Mengapa kita takut menghadapi kesusahan hidup jika Dia sendiri telah memberikan teladanNya? Di lain pihak, tak dapat disangkal, bahwa kita sering merasa senang dan tertawa melihat kesusahan orang lain. Selama kesusahan itu bukan menimpa kita atau orang-orang yang kita kenal, kita tidak merasa ikatan apa-apa. Kita tidak hanya tidak peduli pada kesusahan dan kesulitan orang lain tetapi sering malah menertawainya. Kita menikmati kesusahan orang lain tanpa mau memberi bantuan maupun menghibur mereka. “Hai puteri-puteri Yerusalem, janganlah kamu menangisi Aku, melainkan tangisilah dirimu sendiri dan anak-anakmu!” Seru Yesus kepada orang-orang yang menangisiNya. Wanita-wanita yang mengenalNya dengan baik. Sementara itu orang banyak hanya berseru-seru dengan suara gaduh: “Salibkan Dia.
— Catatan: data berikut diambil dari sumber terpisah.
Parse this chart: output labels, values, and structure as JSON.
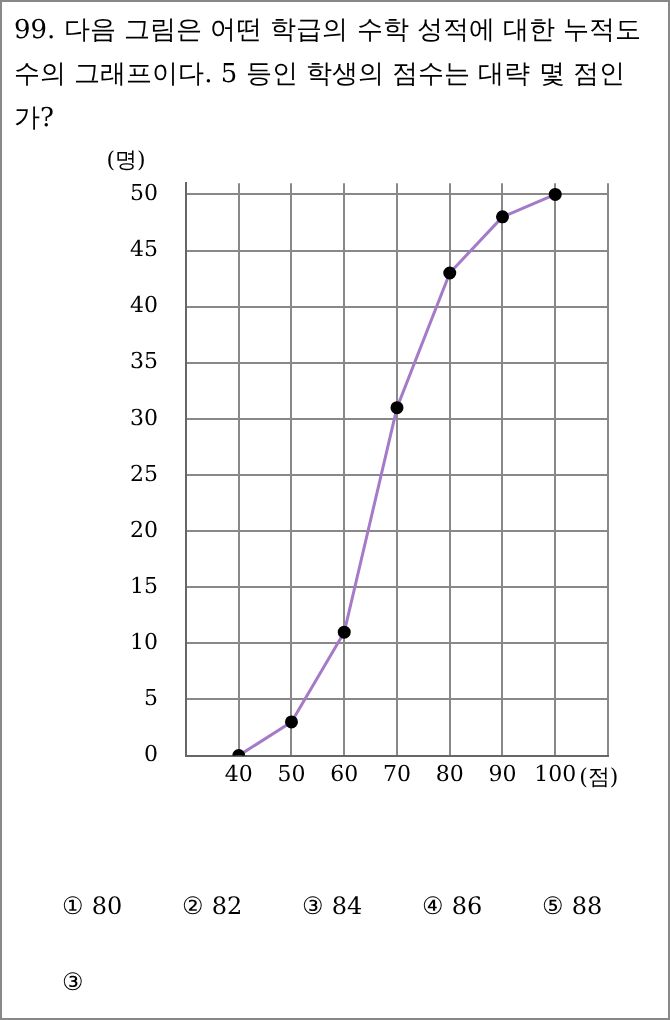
{
  "chart_data": {
    "type": "line",
    "title": "99. 다음 그림은 어떤 학급의 수학 성적에 대한 누적도수의 그래프이다. 5 등인 학생의 점수는 대략 몇 점인가?",
    "xlabel": "(점)",
    "ylabel": "(명)",
    "x": [
      40,
      50,
      60,
      70,
      80,
      90,
      100
    ],
    "series": [
      {
        "color": "#a57ac8",
        "values": [
          0,
          3,
          11,
          31,
          43,
          48,
          50
        ]
      }
    ],
    "xlim": [
      30,
      110
    ],
    "xticks": [
      {
        "value": 30,
        "label": null
      },
      40,
      50,
      60,
      70,
      80,
      90,
      100,
      {
        "value": 110,
        "label": null
      }
    ],
    "ylim": [
      0,
      51
    ],
    "yticks": [
      0,
      5,
      10,
      15,
      20,
      25,
      30,
      35,
      40,
      45,
      50
    ],
    "grid": true,
    "marker": "circle",
    "line_style": "solid",
    "legend": false,
    "annotations": [
      "① 80",
      "② 82",
      "③ 84",
      "④ 86",
      "⑤ 88",
      "③"
    ]
  }
}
Salibkan Dia” Dimana pun posisi kita, bukan kita sendiri yang menghadapi penderitaanNya. Maka kita hanya dapat bersedih. Atau mendakwa. Atau sekedar menjadi penonton saja. Apakah itu yang diinginkanNya kepada kita?
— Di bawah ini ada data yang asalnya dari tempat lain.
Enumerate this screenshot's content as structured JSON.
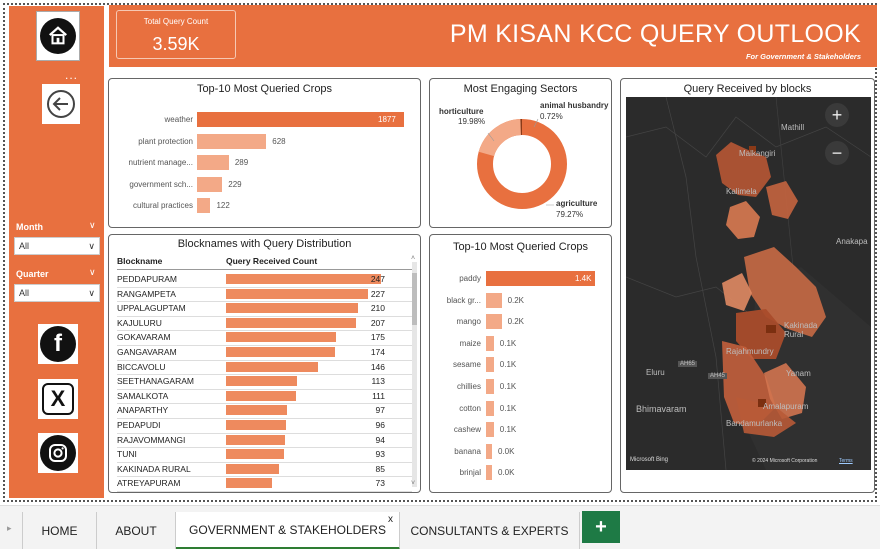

"Hai puteri-puteri Yerusalem, janganlah kamu menangisi Aku, melainkan tangisilah dirimu sendiri dan anak-anakmu!” (Luk23:28), demikian sikap dan sabdaNya kepada para perempuan yang menangisi penderitaan Yesus, Guru dan Tuhan mereka, yang harus memikul salib berat. Di dalam penderitaan dan berberan berat Ia justru menghibur orang lain yang menangisiNya, itulah yang terjadi. Mungkin kita juga sering memikul beban berat, entah itu tugas, sapaan/kritikan/ejekan dst.., marilah kita belajar dan meneladan Yesus: tidak mengeluh atau menggerutu melainkan tetap tabah dan gembira sehingga dapat menghibur siapapun yang melihat atau bersama dengan kita. Percayalah bahwa dalam ketabahan dan kegembiraan beban berat apapun dapat kita pikul dan ringan adanya. “Belajarlah pada-Ku, karena Aku lemah lembut dan rendah hati dan jiwamu akan mendapat ketenangan” (Mat11:29), demikian sabdaNya kepada kita semua agar kita belajar meneladani Yesus didalam kehidupan kita; rela berkorban danmampu dipakai sebagai alatNya untuk melakukan pekerjaan baik buat berkat bagi setiap orang. (EM).